曽根との決勝戦、ゲームボールを前にする野内
野内はプロとして
栗林美幸の1年後輩で、
河原千尋の1年先輩にあたるJPBA38期生。2004年にプロ入りを果たした同期には
光岡純子がいる。栗林と光岡が出産のため戦列を離れた2012年、その前年には野内が単独で長期にわたる台湾修行に挑戦したため、河原が突出した成績を残すこと以外、近年の4人を正確に比較するデータを取ることが叶わない。
だが、野内の突出したキャラクターは河原の戦績に匹敵するところで、これは「ビリヤードをしない人にも試合を観てもらえるように」というデビュー当初から貫くポリシーを映し出している。試合中でも客席に向かってジョークを飛ばしたり、敗戦後には笑いを誘う悪態をついたり、勝った時には喜びの舞を披露するなど、基本、コメディの要素が大きなウェイトを占める。
決勝前の入場シーンでもパフォーマンスは欠かさない
また女子プロツアーで行われるペアマッチイベントでは積極的にマイクを握って盛り上げてきた。そんな様々なプレー以外の演出もあり、『ガッツポーズ』とか『メガネ』というワンフレーズで、多くのビリヤードファンは野内を連想するに違いない。この"ワンフレーズ"を備えているプロは極めて少ない。こうした点で野内は"記録"より"記憶"が先行した珍しいタイプに数えることができる。
今大会の野内の足跡を辿ると、初日の初戦で
中村こずえに敗れ「また、負け負け?」(野内)という土壇場から、3連勝を果たして決勝日に進出。そして今年のジャパンオープン覇者である
呉芷婷(台湾)と地元北陸の
藤井寛美をともに1点に抑えて決勝戦へ進む。
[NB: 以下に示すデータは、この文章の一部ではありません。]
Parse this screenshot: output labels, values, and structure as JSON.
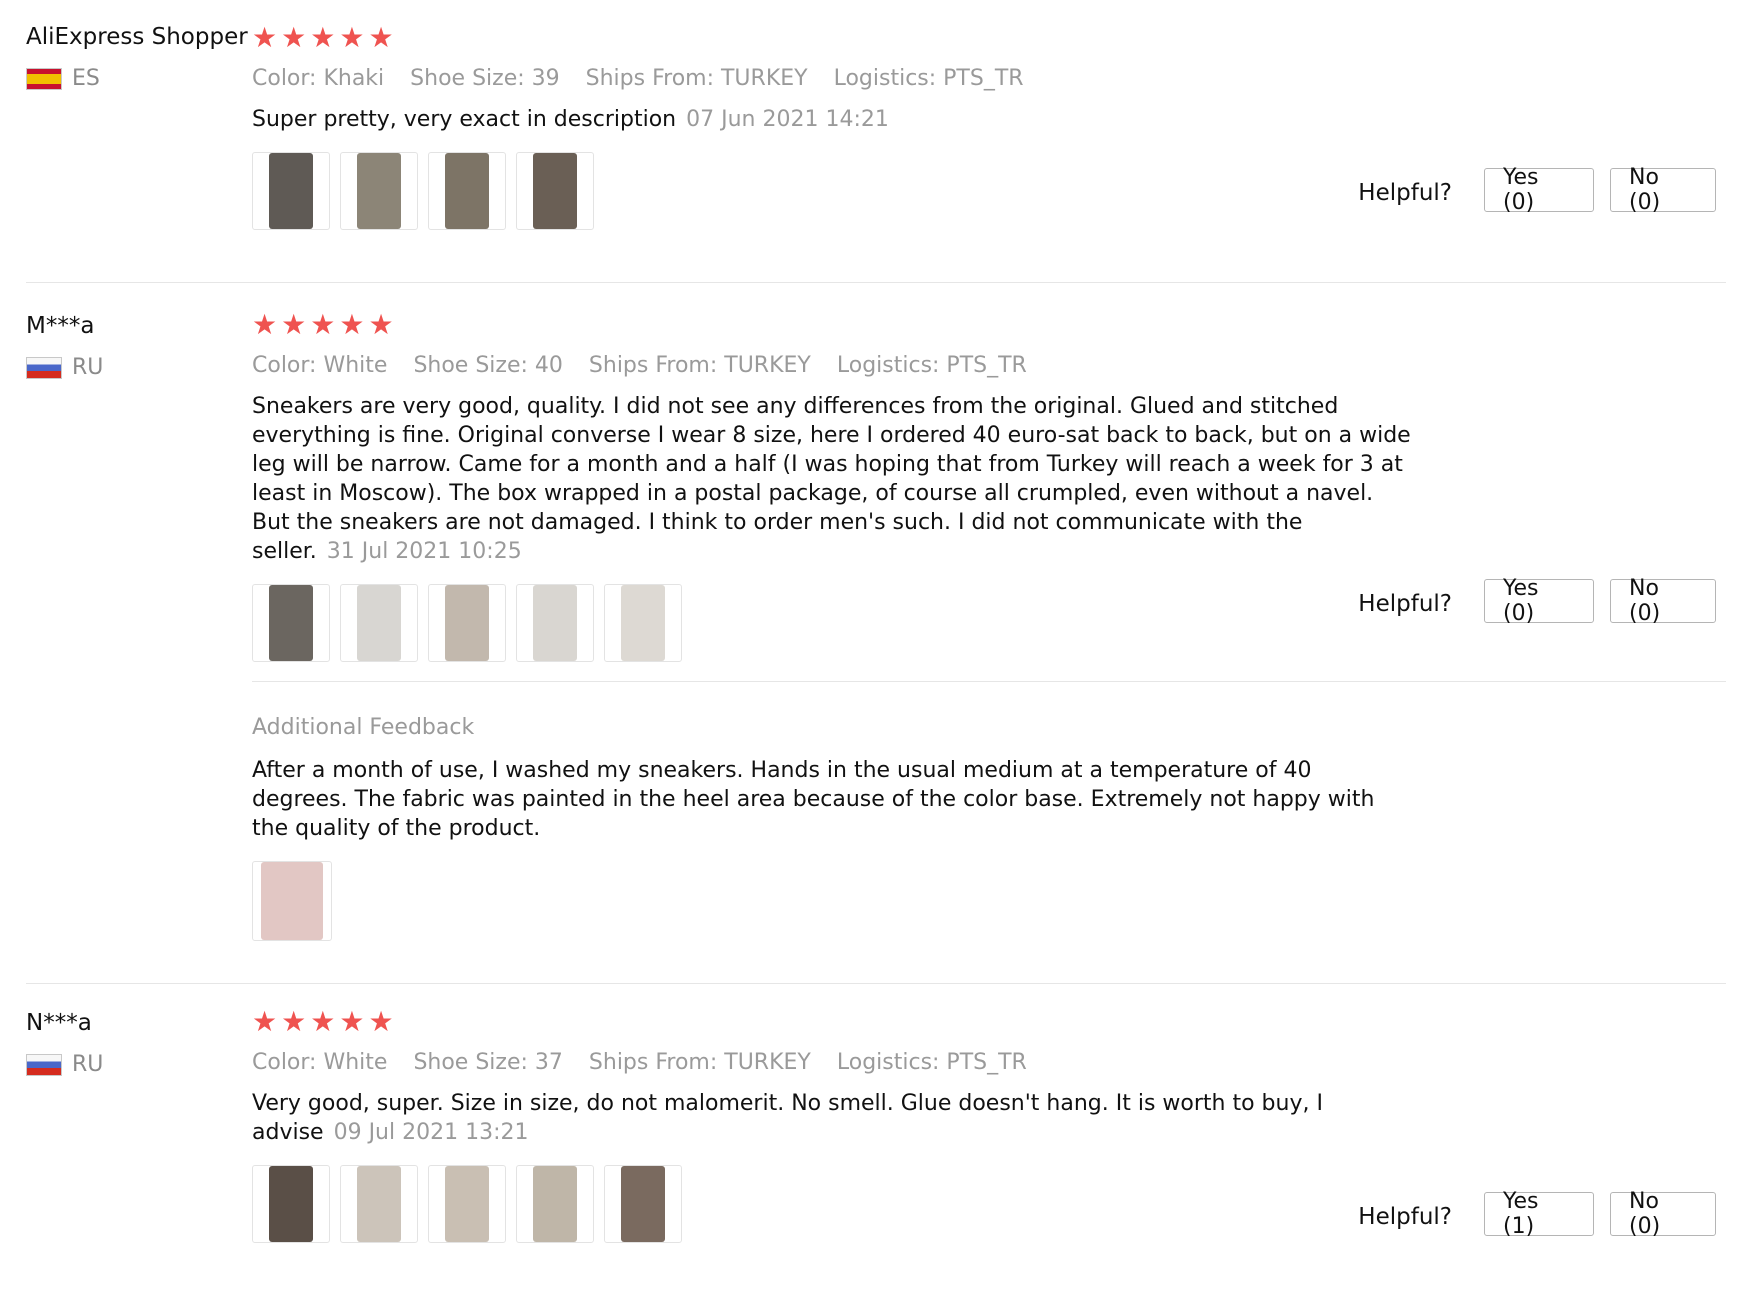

ファイナルは7-5のスコアで、アマ時代から師事していた曽根との接戦を制した。終わってみれば、2日間の得点45に対して失点は20点。胸を張れる記録(数字)だ。
準決勝では藤井寛美を7-1で下す
その達成直後に「(現在師と仰ぐ)片岡(久直)プロから教わっていることでできなかったことが反省点」だと振り返る。「まだ実戦で生かせない課題も多い」ことを踏まえた上で、「もちろん常に頂点を目指して戦ってはいますよ」と言う野内。この理想と現実を自身の内部で消化し続けることこそが、野内の成長が止まらない要因であると記者は見ている。現に「一番、練習をしているプロなんじゃないか」という先輩プロの声もある。
ゲームボールを沈めた直後の野内
思えば北陸オープンに女子の部が創設された1997年に曽根が優勝している。それから15年以上経ってもなおさらに優雅さに磨きをかけて優勝候補の1人でいることは、その間にずっと成長を続けてきた証に他ならない。そんな先を行くライバルたちが切り拓いた道を、野内もまた新しい色で突き進んでゆくのだろう。野内の談話を聞くにつれ、初めてのG2タイトル奪取は、1つの通過点過ぎないのだと感じされられた。今後は記憶と記録がどう絡み合ってゆくのか。先が読めない野内劇場だが、努力というシナリオは着実に書き進められている。
なお今大会でデビューしたニュータイプのメガネについては、写真でご確認いただきたい。